Postdoc Research Fellow Department of Neurosurgery, Hospital of the University of Pennsylvania, Penn Medicine, Philadelphia, Pennsylvania, USA Philadelphia, PA, US
Introduction: Studies have demonstrated that intraoperative angiography (IOA) is safe and effective for visualizing neurovascular lesions and confirming obliteration. IOA is used for various indications using different access sites.

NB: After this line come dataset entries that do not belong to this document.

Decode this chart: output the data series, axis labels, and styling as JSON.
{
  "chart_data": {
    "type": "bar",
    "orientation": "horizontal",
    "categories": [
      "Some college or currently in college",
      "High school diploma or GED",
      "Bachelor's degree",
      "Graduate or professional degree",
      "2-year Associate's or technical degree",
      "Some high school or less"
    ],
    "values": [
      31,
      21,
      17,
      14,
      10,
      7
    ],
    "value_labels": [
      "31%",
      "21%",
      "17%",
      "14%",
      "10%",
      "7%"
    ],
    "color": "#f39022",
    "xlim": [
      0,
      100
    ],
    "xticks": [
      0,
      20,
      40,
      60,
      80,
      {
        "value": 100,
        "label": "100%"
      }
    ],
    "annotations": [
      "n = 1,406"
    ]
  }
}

Methods: We identified patients who underwent IOA for a neurosurgical indication at our institution between 2016 and 2022. Angiographic and perioperative data were collected from medical records and compared over time and indications.
Results: 320 consecutive cases with IOA were identified. Indications were cerebral aneurysms (72.2%), arteriovenous malformations (AVM;15.3%), dural arteriovenous fistulas (dAVF;5.3%), moyamoya disease (3.8%), meningiomas (0.9%), bow hunter syndrome (0.6%), and other indications (1.9%). IOA altered the procedural management in 23.5% dAVF cases, 14.3% AVM, 13.9% aneurysm cases, and 0% for the rest of indications. Most cases (77.5%) utilized the transfemoral approach, 19.0% transradial, 2.5% transulnar, and 0.6% transpopliteal. The transradial/ulnar approach was significantly (p=0.013) most frequently used in AVM (30.6%) and dAVF (29.4%) cases compared to cerebral aneurysms (18.6%) and Moyamoya (8.3%). The first 119 procedures were all performed with the transfemoral approach. For the next 100 (2nd group), the femoral approach was used for 64.8% of aneurysms, 42.9% of AVMs, 40% of dAVFs, and 50% of moyamoya vasculopathy. For the last 101 procedures (3rd group), the femoral approach was used for 70.5% of aneurysms, 58.8% of AVMs, 60% of dAVFs, and 100% of moyamoya vasculopathy. Although there was a trend of increasing femoral access in the 3rd group’s indications, this was not significant. Contrast dose and fluoroscopy time did not differ significantly among the four most common indications (p=0.3637 and 0.0733, respectively).
Conclusion : IOA is used for various pathologies utilizing different access sites. Procedural management was most frequently changed in dAVF cases. The transradial/ulnar approach was most commonly used in AVM and dAVF cases, and its usage remained stable for each indication during the study period.